Wenn der Straßen der städtischen Umgebung gedacht wird, so kommt vor allem der „Rothe Berg“ in Betracht, denn bei keiner andern lag der Urzustand so im Argen wie hier, keine ist mit so geringen Mitteln auf ihren verhältnismäßig guten Stand gebracht worden wie die Rotenbergstraße. Während in früheren Jahren der Personenverkehr an den kleinen Cloot'schen Häusern vorbei einer ziemlich steilen schiefen Ebene hinunter zunächst durch die erste Ettersten-Wiese, dann unter Benutzung eines über dem Bach liegenden Steges nach Stockem führte, musste das Fuhrwerk den hinter den genannten Häusern heute noch vorhandenen Hohlweg dazu benutzen und in der Nähe des Steges durch den Bach fahren.
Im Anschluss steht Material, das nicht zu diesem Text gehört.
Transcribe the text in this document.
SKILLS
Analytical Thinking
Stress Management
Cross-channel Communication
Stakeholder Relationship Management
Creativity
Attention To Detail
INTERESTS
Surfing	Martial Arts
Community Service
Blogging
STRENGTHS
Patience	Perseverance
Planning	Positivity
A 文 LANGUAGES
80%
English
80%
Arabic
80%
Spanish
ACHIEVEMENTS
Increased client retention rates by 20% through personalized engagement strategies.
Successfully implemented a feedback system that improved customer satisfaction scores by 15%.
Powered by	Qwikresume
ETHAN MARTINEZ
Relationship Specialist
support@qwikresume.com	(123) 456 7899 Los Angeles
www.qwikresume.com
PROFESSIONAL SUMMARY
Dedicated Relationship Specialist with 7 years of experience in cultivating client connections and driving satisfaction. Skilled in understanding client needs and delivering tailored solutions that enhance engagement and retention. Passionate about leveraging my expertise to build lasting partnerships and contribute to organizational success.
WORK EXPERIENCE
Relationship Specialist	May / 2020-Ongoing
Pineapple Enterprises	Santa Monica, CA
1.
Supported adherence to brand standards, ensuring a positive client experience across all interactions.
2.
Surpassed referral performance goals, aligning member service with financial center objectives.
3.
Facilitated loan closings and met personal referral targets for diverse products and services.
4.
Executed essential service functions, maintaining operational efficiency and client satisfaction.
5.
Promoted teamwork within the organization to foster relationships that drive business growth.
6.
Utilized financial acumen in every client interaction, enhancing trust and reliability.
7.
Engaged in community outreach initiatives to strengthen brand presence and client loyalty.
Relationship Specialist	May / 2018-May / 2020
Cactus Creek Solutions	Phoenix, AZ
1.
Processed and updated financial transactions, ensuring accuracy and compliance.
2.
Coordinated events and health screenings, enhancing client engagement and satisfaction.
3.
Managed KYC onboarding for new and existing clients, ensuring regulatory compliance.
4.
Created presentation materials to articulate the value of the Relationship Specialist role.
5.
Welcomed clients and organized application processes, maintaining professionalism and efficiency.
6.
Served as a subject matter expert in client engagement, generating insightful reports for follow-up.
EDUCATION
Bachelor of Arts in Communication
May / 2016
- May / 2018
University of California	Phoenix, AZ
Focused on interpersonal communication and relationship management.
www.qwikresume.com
Jahrzehntelang war der Rotenberg die Ablagerungsstelle für allen möglichen Schutt und Unrat und bot der Bürgerschaft, namentlich dem bauenden Publikum, weil nahe bei der Stadt, eine willkommene Gelegenheit, sich desselben zu entledigen. Tausende und abertausende Karren sind dortselbst angeschüttet worden, bis das Gelände die jetzige Höhe erreichte, um endlich planiert und chausseemäßig ausgebaut zu werden, um eine wertvolle Verbindung der Ober- und der Unterstadt herbeizuführen. Die Straße konnte allerdings an der Krone breiter und die Steigung durch weiteres Ausfüllen der Mulde vor dem Schlachthofe, die noch sehr aufnahmefähig war, verbessert werden. Dass dies nicht geschehen ist, lag zu jener Zeit an der Stadtratsmajorität, welche einen kleinen Mehrkredit zum Ankauf eines dazu benötigten Streifens aus der Ettersten-Wiese zwecks Erbreiterung der Straßenunterlage verweigerte.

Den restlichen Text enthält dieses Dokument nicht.